Sentado e restrito a uma cadeira rústica de carvalho, compatível com a modesta decoração do Estabelecimento, anoto, arrolo testemunhas invisíveis para o disparate. Um parágrafo em particular dessas anotações chama a atenção: Alienígenas cada vez mais se aproximam dos nossos costumes. Copiam emoções, aprendem a seduzir. Em segundos assumem aparências, brincam de ganhar. Entre simultâneas tentativas acendo um calmo cigarro, o que me proporciona tempo de sobra para contabilizar quantos miseráveis minutos perdera com o vício. Posiciono-me de forma a alcançar um ângulo confortável sem que os olhos sejam contaminados pelo sol furioso, que invade os cantos do sábio boteco. Através da superfície envidraçada escaneio o ambiente. Enquanto tento distraído, saborear o veneno gasoso que preenche meus pulmões. De um ímpeto sem precedentes, atiro aquele invólucro branco recheado de fumaça negra ao chão. Do lado, uma funcionária me fulmina com um olhar tão tóxico quanto o cigarro lançado ainda queimando aos pés do meu desleixo.

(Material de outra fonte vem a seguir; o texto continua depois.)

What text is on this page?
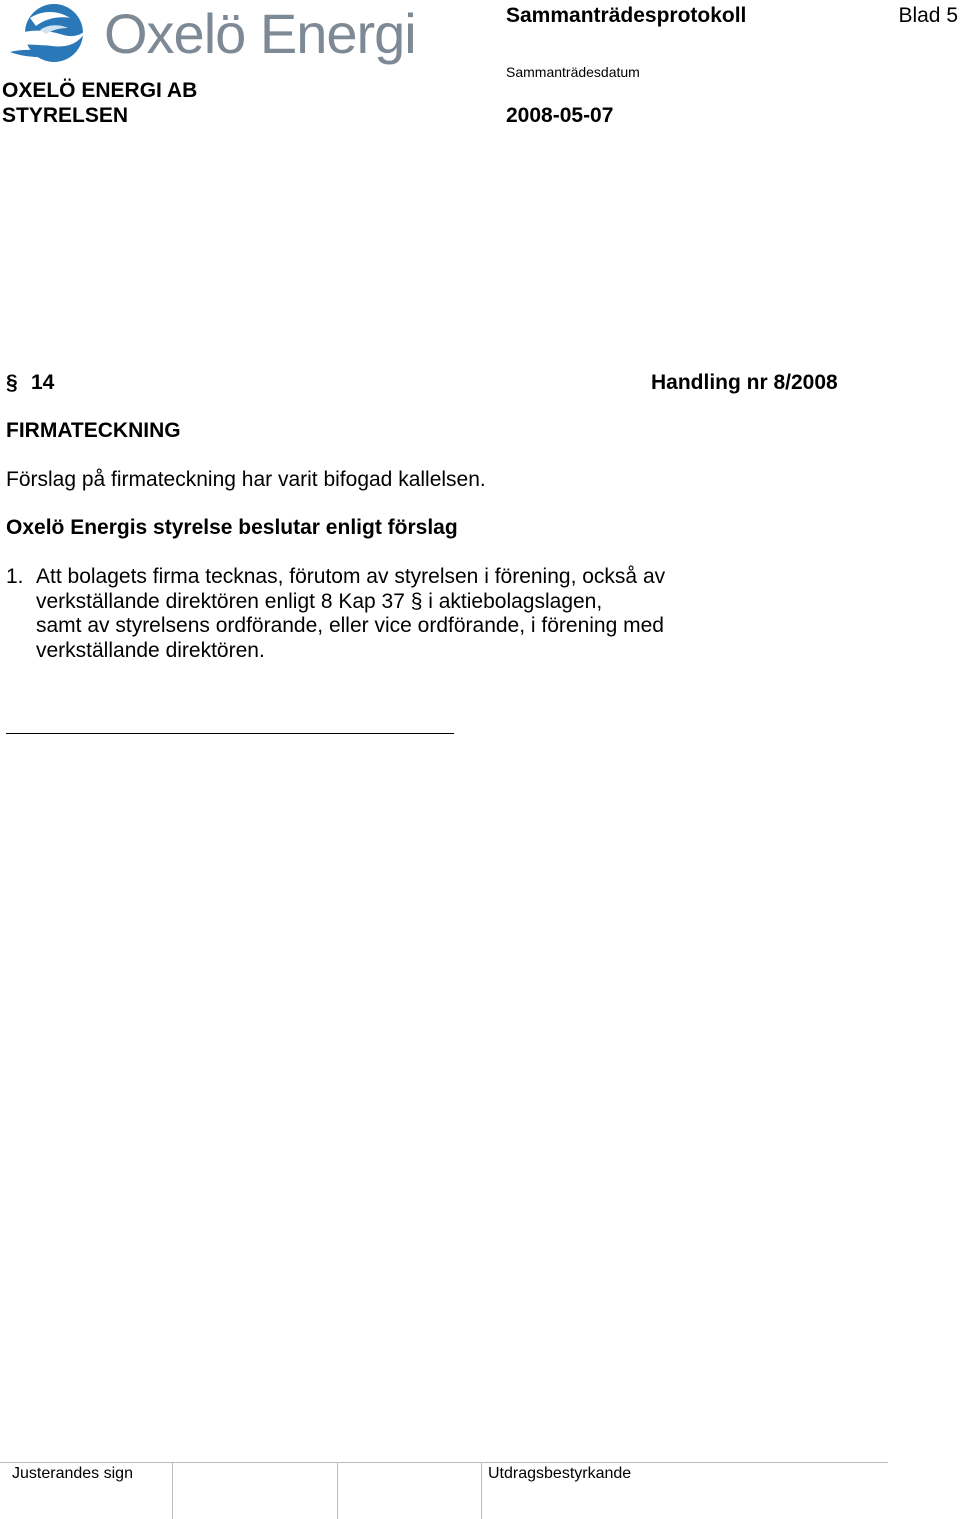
Oxelö Energi	Sammanträdesprotokoll	Blad 5
OXELÖ ENERGI AB
STYRELSEN
Sammanträdesdatum
2008-05-07
§ 14	Handling nr 8/2008
FIRMATECKNING
Förslag på firmateckning har varit bifogad kallelsen.
Oxelö Energis styrelse beslutar enligt förslag
1. Att bolagets firma tecknas, förutom av styrelsen i förening, också av
verkställande direktören enligt 8 Kap 37 § i aktiebolagslagen,
samt av styrelsens ordförande, eller vice ordförande, i förening med
verkställande direktören.
Justerandes sign	Utdragsbestyrkande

De repente a porta abre-se de par em par, fazendo surgir uma moça de pele branca, esboçando um sorriso insidioso, levemente irônico – Quase imperceptível. Gingando seus quadris entre as mesas, me interpela e definitivamente me convence, sem esforço algum. Começou a cair meu olhar em derrota. Envergonhado pelas intenções vulgares dos instintos que por vezes assumem o comando. As íris palpitavam ante aqueles imensos e profundos olhos verdes. Existem nessa mulher duas identidades escondidas: O anjo, a síntese da pureza, o paradigma do sofrimento calado. Em contrapartida, a presunção do demônio, a que transporta a sepultura dos vulneráveis...

Com a simples desculpa de haver conquistado o que queria, deixa escapar...

Algo mais?
 
Sonolento e ainda desorientado encontro-me finalmente materializado no ano de 2015.